Attorneys for the estate of Kathleen Valentini argue that her health insurer’s denial of a prior authorization for an MRI constitutes negligence and medical malpractice. Her doctors said the denial led to the amputation of over half of her lower body. Furthermore, the denial allegedly contributed to her eventual death. Her attorneys say the insurance company should be held accountable.

Background

When Kathleen Valentini’s hip began to hurt, she went to physical therapy and took pain medication. Her health insurer, Group Health Inc (GHI), covered this treatment. After six weeks of therapy, she was still experiencing excruciating pain. She was referred to an orthopedic surgeon, who asked GHI to authorize an MRI.

EviCore, the company GHI uses to do medical utilization reviews, determined that the MRI was not medically necessary unless Valentini completed six weeks of physical therapy. It is unclear why the company did not realize she had already completed the physical therapy. However, GHI did not reverse its decision for 40 days. When a sarcoma was discovered on the MRI, doctors needed to amputate her hip, pelvis, and leg. The cancer had also spread to her lungs. Her doctors said that if she had come in one month earlier, she could’ve been treated with chemotherapy only. The delay cost her half of her lower body and contributed to her early death.

Health insurers use prior authorizations to keep costs down and minimize fraudulent medical claims. Studies show that this practice shifts these costs to medical providers and their patients. On average, medical practices spend almost two business days dealing with prior authorization paperwork. 93% of doctors report patient care delays while waiting for prior authorizations. 34% say that a delayed prior authorization led to an avoidable hospitalization, disability, or death—like in Valentini’s case. And this scenario has become increasingly common over the past decade, as health insurers began requiring prior authorizations for more tests and treatments.

The Lawsuit

Valentini first sued GHI and eviCore in October 2020. Valentini alleged negligence, medical malpractice, prima facie tort, breach of contract, fraud, and conspiracy, among other claims. To support these claims, she argued that GHI and eviCore owed her a duty to act reasonably and use due care to ensure that she received necessary medical treatment.

In court papers, attorneys from the law firm Pollock Cohen LLP asserted that GHI and eviCore set themselves up as “gatekeepers and decision-makers” for access to essential medical tests. They cited a line of cases arising from Sommer v. Federal Signal Corp. (1992) to show that in some circumstances New York courts recognize that a contract may create a duty of care under tort law. To support this argument, they also emphasized the level of control GHI and eviCore exercised over Valentini’s access to medical care. They also pointed out the extensive revenue the companies collect in premiums.

Judge John Croning dismissed the lawsuit in December 2021. He held that the New York Insurance Law doesn’t create a right to bring tort claims under New York Law. The judge relied on a prior New York case, Logan v. Empire Blue Cross & Blue Shield (2000), which held that an insurer was not liable for denying a prior authorization for an experimental Lyme disease treatment. Valentini’s attorneys distinguished the case from Logan by noting that an MRI is not an experimental treatment. However, the judge rejected this distinction. He cited the language of the insurance policy on prior authorizations. The insurance policy gives GHI the right to determine whether any treatment is “medically necessary.” The Second Circuit is likely to issue an opinion on the appeal later this year.

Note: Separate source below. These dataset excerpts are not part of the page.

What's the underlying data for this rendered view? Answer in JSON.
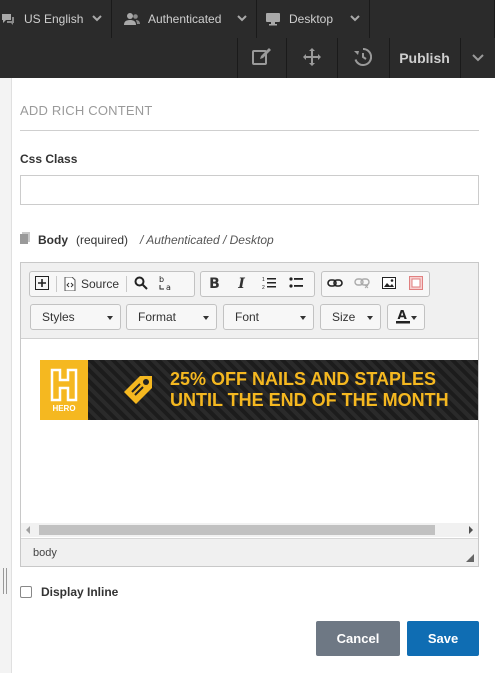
{
  "topbar": {
    "language": "US English",
    "role": "Authenticated",
    "device": "Desktop"
  },
  "actionbar": {
    "publish_label": "Publish"
  },
  "panel": {
    "title": "ADD RICH CONTENT",
    "css_class_label": "Css Class",
    "css_class_value": "",
    "body_label": "Body",
    "body_required": "(required)",
    "body_path": "/ Authenticated / Desktop"
  },
  "editor": {
    "source_label": "Source",
    "styles_label": "Styles",
    "format_label": "Format",
    "font_label": "Font",
    "size_label": "Size",
    "status_path": "body",
    "banner": {
      "badge_text": "HERO",
      "line1": "25% OFF NAILS AND STAPLES",
      "line2": "UNTIL THE END OF THE MONTH"
    }
  },
  "display_inline_label": "Display Inline",
  "buttons": {
    "cancel": "Cancel",
    "save": "Save"
  },
  "colors": {
    "topbar_bg": "#2b2b2b",
    "banner_accent": "#f5b820",
    "save_button": "#0f6db3",
    "cancel_button": "#6e7884"
  }
}
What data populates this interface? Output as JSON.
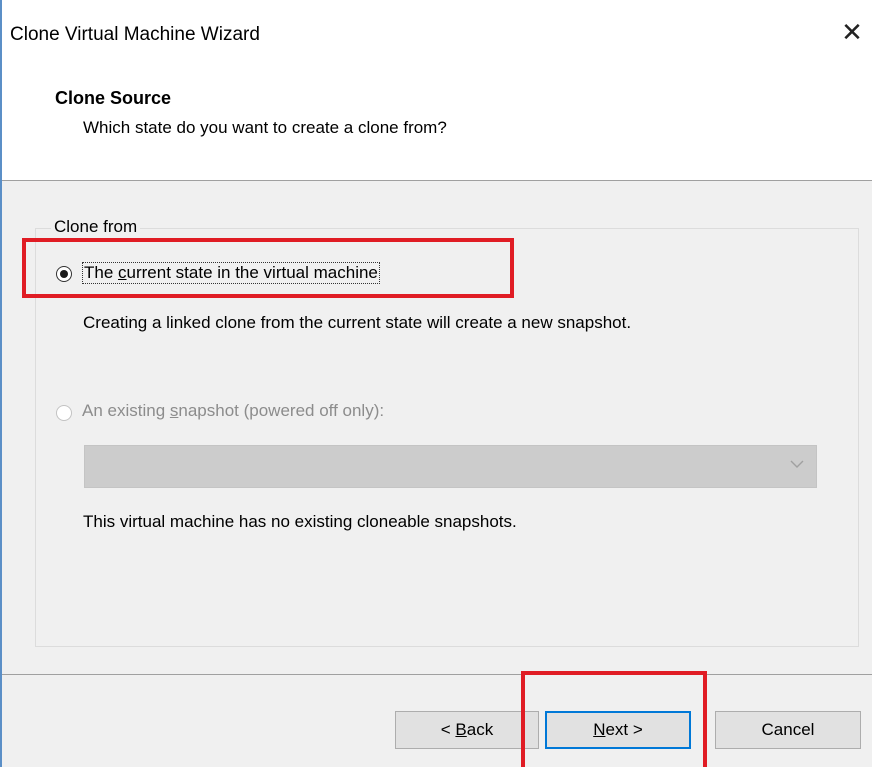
{
  "window": {
    "title": "Clone Virtual Machine Wizard",
    "close_glyph": "✕"
  },
  "header": {
    "title": "Clone Source",
    "subtitle": "Which state do you want to create a clone from?"
  },
  "group": {
    "label": "Clone from",
    "option_current": {
      "pre": "The ",
      "mnemonic": "c",
      "post": "urrent state in the virtual machine",
      "selected": true
    },
    "option_current_desc": "Creating a linked clone from the current state will create a new snapshot.",
    "option_snapshot": {
      "pre": "An existing ",
      "mnemonic": "s",
      "post": "napshot (powered off only):",
      "selected": false,
      "enabled": false
    },
    "snapshot_select": {
      "value": "",
      "enabled": false
    },
    "snapshot_desc": "This virtual machine has no existing cloneable snapshots."
  },
  "buttons": {
    "back": {
      "pre": "< ",
      "mnemonic": "B",
      "post": "ack"
    },
    "next": {
      "pre": "",
      "mnemonic": "N",
      "post": "ext >"
    },
    "cancel": {
      "label": "Cancel"
    }
  },
  "colors": {
    "highlight": "#e01c24",
    "focus": "#0078d7",
    "window_border": "#5b8fc7"
  }
}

Implications for Insurers, Medical Providers, and Patients

If the Valentinis are successful in their suit, the case would have far-reaching implications for health insurers, physicians, and patients. A decision in favor of the plaintiff, in this case, would certainly inspire similar lawsuits in other jurisdictions. Compliance and regulatory attorneys would also be put to work advising insurance companies on strategies for structuring prior authorization policies to avoid liability. Additionally, if health insurers did risk liability for delayed or negligent prior authorizations, they would be less likely to issue denials and delay treatment.

If the Valentinis lose their appeal, other legal challenges await health insurers over prior authorizations. Barbara McAneny, the past president of the American Medical Association (AMA), said the AMA has retained a law firm to work on litigation in New Mexico challenging prior authorizations in cancer cases. This lawsuit concerns so-called “fail first” policies. This requires physicians to start cancer patients on older drugs before authorizing newer, better treatments.

Will Legislators Turn Their Attention to Prior Authorizations?

Of course, litigation is an expensive and inefficient method for changing policy. After years of advocacy by the medical community, some state legislatures are passing new laws to speed up the prior authorization process. Attorneys and medical professionals have also called on Congress to address the issue on a federal level, which would simplify the current state-by-state patchwork.

Attorneys interested in the future of prior authorization practice by health insurers should watch the Valentini appeal for updates. Regardless of the outcome, this area is due for changes in the years ahead.